In more recent days, however, Alex and others in the group have reprioritized actions as protests driven by the police killings of black men and women have swept across the country, with Columbus now a week into growing, largely peaceful demonstrations to which police have responded with tear gas, pepper spray and non-lethal projectiles, a heavy-handed approach that has continued todraw criticism.
“I feel like I have some privilege because I was pissed off about having to go back to work in unsafe conditions when it’s clear there are bigger issues,” Alex said. “I felt a bit put in my place.”
As a result, activity around the COVID-awareness push has slowed, though one of the group’s leaders, Jordan Mitchell, reiterated that he viewed the two movements as interconnected.

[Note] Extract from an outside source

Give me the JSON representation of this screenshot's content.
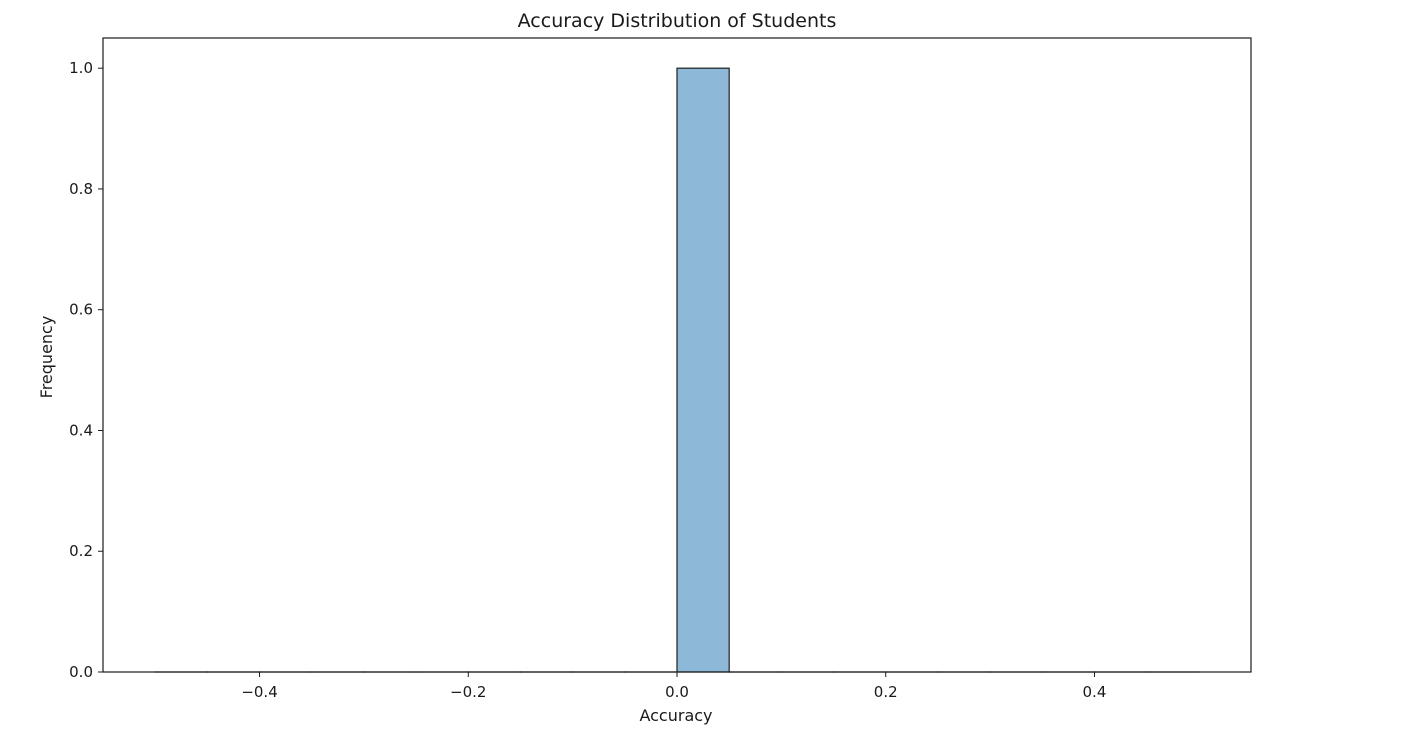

“For me, right now it’s been more important to be Downtown,” said Mitchell, who has spent the better part of the last week marching, a time in which he’s been repeatedly tear gassed and shot at with non-lethal projectiles by police. “I think that, for me, and I can’t speak for the group, but I would like to use this momentum to bring more people into what I don’t just see as a civil rights movement or a workers’ rights movement, but a class movement that everybody needs to pay attention to and get involved with in any way that they’re comfortable.
“They’re so closely related that to consolidate power for all of our movements and all of the struggles we’re going through, we need to be sympathetic to each other and continue to move forward despite what’s in front of us.”